The new model is illustrated in the study ‘A polarised FGF8 source specifies frontotemporal signatures in spatially oriented cell populations of cortical assembloids’ just published in Nature Methods, and is the result of the collaborative work of an international team of researchers, led by Dr. Veronica Krenn, holder of the Human Technopole Early Career Grant at Milano-Bicocca, in collaboration with the team led by Professor Jürgen Knoblich of the Institute of Molecular Biotechnology of the Austrian Academy of Sciences (IMBA) in Vienna and the team led by Professor Giuseppe Testa of Human Technopole in Milan.

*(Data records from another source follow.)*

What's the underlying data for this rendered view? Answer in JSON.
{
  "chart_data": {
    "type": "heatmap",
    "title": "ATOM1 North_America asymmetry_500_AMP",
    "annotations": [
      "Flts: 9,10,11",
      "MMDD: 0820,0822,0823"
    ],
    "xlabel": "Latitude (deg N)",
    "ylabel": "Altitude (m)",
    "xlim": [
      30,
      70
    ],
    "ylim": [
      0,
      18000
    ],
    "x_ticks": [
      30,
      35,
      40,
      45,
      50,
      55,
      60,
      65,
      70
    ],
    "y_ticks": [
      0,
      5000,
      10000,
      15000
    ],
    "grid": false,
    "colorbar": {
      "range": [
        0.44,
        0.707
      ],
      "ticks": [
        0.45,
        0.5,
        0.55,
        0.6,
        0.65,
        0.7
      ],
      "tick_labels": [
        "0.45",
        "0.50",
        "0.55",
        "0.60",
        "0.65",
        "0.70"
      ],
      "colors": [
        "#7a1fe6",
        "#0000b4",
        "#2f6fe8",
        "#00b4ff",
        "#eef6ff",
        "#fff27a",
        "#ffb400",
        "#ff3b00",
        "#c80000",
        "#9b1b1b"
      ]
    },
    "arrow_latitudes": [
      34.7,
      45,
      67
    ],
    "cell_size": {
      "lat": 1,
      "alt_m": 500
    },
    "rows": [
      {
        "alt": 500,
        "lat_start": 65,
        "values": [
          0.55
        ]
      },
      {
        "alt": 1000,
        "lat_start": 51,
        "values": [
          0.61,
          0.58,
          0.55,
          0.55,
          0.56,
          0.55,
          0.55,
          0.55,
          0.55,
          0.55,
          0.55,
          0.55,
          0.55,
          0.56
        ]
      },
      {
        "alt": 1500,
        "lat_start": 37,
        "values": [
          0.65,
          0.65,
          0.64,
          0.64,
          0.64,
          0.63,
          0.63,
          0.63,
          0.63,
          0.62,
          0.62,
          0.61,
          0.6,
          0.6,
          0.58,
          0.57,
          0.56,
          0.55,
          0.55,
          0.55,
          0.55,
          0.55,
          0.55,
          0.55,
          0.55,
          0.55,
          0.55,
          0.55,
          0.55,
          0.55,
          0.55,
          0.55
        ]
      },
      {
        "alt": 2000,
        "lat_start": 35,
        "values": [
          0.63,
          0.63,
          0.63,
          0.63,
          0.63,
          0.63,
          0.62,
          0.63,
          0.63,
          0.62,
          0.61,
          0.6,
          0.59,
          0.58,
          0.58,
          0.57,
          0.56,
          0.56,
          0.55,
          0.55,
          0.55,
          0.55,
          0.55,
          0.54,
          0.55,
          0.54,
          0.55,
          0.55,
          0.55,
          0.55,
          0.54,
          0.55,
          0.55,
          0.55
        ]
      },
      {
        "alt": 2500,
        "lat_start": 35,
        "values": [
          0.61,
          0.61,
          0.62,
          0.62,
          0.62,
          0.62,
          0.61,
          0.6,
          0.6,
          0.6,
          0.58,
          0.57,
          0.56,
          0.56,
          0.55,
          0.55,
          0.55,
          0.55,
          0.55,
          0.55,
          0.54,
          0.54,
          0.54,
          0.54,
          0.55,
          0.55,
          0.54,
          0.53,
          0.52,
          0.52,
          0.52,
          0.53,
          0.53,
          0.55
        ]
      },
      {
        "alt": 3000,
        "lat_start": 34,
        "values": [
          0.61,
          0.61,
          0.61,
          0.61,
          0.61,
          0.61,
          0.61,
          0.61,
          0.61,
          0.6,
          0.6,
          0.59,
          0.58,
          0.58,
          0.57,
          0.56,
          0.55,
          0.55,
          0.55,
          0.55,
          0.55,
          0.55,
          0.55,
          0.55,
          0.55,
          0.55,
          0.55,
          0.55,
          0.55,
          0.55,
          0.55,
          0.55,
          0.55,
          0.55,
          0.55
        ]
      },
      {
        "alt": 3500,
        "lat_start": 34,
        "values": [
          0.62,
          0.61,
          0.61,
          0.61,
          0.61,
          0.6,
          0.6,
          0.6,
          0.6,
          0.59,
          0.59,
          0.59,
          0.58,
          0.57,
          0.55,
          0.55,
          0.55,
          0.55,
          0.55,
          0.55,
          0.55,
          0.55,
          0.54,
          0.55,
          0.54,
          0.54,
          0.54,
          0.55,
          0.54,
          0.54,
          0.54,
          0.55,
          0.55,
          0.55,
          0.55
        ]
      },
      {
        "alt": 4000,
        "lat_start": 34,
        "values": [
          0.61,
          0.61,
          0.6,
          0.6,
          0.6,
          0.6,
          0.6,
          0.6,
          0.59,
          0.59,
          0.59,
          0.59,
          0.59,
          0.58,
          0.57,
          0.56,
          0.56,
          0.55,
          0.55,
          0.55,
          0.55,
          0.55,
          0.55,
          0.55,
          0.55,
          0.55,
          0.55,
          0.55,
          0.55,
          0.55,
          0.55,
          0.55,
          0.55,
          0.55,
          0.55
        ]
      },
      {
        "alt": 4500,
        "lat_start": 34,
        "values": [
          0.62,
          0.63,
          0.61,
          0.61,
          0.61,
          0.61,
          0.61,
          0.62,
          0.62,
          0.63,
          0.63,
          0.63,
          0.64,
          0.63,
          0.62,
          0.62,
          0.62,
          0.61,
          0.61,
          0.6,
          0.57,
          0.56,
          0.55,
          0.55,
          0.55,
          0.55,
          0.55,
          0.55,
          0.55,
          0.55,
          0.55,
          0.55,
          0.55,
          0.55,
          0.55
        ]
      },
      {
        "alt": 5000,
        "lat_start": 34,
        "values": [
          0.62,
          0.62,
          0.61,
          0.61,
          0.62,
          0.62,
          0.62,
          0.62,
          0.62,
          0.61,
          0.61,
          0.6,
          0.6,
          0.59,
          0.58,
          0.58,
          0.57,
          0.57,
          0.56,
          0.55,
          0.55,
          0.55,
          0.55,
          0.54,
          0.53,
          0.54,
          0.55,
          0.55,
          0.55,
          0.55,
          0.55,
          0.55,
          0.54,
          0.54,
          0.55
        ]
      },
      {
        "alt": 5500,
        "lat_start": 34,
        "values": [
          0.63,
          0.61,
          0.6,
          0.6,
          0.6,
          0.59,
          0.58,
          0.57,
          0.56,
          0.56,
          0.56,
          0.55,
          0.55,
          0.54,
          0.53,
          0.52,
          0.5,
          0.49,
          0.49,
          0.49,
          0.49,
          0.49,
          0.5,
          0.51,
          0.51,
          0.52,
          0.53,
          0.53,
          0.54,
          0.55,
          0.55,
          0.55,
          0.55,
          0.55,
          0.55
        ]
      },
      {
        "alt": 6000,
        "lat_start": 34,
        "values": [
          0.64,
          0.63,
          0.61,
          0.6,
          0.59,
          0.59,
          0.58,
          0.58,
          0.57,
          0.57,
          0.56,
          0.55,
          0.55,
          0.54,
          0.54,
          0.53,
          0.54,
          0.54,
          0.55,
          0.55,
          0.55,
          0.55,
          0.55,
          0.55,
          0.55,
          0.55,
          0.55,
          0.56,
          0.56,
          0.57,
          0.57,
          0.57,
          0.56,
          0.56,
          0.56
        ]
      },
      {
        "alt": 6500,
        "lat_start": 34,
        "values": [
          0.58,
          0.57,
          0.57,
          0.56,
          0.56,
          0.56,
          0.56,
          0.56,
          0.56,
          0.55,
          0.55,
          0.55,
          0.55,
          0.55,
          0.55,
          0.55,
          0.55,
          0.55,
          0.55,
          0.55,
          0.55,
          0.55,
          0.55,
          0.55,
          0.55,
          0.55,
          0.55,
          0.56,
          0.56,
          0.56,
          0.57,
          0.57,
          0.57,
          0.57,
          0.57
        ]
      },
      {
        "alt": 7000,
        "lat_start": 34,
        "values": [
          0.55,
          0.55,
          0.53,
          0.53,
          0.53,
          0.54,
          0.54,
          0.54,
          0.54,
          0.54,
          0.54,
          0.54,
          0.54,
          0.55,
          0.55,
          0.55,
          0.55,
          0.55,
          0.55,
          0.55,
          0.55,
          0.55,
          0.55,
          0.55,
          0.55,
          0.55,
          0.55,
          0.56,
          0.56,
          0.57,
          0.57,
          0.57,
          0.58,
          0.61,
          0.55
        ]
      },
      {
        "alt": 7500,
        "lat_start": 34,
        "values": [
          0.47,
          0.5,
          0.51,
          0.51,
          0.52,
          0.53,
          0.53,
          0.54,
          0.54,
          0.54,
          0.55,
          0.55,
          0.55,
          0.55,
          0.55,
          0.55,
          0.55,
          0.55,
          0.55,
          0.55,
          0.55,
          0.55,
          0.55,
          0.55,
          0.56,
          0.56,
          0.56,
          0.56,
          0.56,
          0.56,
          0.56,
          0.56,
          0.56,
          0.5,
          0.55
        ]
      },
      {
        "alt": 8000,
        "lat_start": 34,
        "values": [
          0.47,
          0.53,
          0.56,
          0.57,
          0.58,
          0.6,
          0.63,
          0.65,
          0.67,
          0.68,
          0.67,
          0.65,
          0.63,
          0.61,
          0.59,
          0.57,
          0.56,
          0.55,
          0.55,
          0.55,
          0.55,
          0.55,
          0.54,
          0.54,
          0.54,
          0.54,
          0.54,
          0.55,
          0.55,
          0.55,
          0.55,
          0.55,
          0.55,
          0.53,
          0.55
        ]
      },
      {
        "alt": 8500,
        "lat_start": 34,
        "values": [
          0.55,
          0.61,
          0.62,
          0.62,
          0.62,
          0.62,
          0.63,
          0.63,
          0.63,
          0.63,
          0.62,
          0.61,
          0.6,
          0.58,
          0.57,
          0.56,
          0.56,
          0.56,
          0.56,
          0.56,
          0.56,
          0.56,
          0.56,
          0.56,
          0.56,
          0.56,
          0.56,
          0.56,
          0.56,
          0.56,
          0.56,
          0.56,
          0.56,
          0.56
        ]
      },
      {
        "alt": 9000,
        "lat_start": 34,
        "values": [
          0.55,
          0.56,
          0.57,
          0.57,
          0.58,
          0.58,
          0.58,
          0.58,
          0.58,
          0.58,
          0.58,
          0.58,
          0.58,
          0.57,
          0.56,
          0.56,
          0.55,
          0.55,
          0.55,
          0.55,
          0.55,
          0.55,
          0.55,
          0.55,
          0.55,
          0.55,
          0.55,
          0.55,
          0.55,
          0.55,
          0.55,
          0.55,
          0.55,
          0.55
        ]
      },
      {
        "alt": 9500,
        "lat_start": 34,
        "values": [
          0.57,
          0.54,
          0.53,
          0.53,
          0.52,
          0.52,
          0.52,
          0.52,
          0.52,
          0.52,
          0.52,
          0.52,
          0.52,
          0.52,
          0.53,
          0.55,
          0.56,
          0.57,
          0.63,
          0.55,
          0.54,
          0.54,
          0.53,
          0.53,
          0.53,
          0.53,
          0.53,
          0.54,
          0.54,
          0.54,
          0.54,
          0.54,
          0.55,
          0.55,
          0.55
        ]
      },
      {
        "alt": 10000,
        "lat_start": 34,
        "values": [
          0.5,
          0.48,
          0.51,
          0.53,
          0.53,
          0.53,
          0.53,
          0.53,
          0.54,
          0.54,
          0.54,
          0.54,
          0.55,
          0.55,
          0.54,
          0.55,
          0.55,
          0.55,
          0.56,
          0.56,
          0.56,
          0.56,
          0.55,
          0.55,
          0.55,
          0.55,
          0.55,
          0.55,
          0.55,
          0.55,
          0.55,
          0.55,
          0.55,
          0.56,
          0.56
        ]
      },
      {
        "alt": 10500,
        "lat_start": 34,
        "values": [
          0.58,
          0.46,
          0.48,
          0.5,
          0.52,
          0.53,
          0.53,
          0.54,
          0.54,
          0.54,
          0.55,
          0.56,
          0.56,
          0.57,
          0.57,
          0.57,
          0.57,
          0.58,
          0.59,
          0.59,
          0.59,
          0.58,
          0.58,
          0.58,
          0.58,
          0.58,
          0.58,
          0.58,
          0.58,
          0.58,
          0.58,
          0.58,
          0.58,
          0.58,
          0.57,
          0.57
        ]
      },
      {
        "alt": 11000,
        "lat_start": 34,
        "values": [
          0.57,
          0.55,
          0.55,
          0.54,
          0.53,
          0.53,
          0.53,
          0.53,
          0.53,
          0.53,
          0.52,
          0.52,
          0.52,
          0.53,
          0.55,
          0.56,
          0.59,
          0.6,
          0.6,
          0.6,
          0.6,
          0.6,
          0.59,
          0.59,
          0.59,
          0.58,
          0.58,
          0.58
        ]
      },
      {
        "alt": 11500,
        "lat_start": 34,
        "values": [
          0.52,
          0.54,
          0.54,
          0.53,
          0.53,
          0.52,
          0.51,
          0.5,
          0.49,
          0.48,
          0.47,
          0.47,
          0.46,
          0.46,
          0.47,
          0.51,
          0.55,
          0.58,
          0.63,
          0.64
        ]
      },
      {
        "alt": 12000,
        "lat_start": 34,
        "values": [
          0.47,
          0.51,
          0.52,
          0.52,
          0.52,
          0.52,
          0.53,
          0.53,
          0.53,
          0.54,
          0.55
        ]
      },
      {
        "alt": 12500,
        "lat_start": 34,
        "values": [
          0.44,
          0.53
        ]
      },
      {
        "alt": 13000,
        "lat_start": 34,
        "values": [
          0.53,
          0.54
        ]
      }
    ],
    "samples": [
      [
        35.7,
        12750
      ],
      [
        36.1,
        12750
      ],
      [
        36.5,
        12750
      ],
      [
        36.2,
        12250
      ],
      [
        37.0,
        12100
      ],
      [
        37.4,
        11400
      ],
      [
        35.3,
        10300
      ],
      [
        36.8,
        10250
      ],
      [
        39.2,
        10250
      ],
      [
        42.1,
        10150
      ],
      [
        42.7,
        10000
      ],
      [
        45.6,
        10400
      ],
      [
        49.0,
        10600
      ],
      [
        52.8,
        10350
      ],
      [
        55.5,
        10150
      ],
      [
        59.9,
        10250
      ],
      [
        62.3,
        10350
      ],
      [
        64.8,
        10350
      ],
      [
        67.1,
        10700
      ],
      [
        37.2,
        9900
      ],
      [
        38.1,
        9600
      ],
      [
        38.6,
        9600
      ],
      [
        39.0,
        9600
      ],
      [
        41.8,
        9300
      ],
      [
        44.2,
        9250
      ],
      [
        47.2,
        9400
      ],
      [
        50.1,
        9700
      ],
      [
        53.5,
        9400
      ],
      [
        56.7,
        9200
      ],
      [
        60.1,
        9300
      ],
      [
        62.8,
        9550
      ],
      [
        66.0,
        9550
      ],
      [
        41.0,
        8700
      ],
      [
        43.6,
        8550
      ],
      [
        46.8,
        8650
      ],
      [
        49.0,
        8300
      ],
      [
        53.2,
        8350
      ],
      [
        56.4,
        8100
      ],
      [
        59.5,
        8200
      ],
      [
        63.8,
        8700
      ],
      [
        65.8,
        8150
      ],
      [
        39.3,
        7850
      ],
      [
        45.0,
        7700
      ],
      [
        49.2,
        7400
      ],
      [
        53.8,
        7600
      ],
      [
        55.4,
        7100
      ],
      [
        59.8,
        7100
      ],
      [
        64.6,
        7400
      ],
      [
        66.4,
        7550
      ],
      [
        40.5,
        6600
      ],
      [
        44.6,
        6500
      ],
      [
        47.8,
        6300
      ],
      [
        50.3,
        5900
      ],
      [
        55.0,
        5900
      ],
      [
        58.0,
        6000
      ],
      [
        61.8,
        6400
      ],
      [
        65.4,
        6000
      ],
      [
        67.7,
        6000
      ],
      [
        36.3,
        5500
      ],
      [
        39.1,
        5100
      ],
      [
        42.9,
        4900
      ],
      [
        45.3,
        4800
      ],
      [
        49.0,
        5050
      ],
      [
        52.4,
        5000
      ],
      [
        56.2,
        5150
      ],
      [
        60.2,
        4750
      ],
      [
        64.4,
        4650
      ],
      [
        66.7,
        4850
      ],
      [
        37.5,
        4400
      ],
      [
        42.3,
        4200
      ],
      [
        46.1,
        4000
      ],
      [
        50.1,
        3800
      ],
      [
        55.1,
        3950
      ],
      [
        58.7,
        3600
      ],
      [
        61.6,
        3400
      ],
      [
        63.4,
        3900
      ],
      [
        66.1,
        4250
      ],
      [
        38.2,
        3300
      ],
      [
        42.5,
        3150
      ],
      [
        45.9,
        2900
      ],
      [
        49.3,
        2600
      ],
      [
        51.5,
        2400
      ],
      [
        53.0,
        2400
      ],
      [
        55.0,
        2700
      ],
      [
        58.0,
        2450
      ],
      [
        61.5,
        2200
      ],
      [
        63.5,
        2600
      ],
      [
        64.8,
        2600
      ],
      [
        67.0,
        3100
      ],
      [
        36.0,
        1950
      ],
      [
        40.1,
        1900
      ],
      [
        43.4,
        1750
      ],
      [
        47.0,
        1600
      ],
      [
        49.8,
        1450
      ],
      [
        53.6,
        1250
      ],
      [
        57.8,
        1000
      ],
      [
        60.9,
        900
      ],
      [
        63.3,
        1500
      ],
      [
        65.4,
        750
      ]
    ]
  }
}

Organoid technologies, originally developed by Prof. Knoblich's team at IMBA, are three-dimensional models derived from pluripotent stem cells and have been widely used worldwide to study the development of the human brain, to answer fundamental questions about how the human cortex achieve its large size, and to learn about the origin of brain diseases.
The cortical organoids used to date are spherical, like miniature footballs, and relatively homogeneous. This structure is very different from the elongated human cortex, which is structured in a map of distinct areas from front to back. The researchers have therefore developed a new protocol to generate elongated organoids organised into distinct domains along the longitudinal axis, similar to the polarity of the cortex.
The map of the developing brain is shaped by different signalling molecules, called morphogens, making it difficult to understand how each component contributes to development individually. In the new method developed, the researchers first created elongated organoids using moulds specially designed by collaborators at the University of Paris and the Institut Curie, and then added a source of a morphogen called FGF8. 'This single source of morphogen, placed asymmetrically, is sufficient to generate cells with different identities along the longitudinal axis of a single elongated organoid, forming a map similar to that of the human cortex at very early stages of development,' explains Dr Veronica Krenn, one of the study's lead authors.'Using the new model, the researchers were able to identify one of the crucial factors in the creation of this cortical map, the FGFR3 gene, mutations in which cause skeletal dysplasia - called achondroplasia'.
These polarised cortical organoids," concludes Krenn, "are an important step forward in reproducing the early stages of cortical development in the laboratory. We look forward to using this new technology to gain insight into the mechanisms of disease genes and how risk factors that contribute to the onset of mental illness may alter these crucial processes.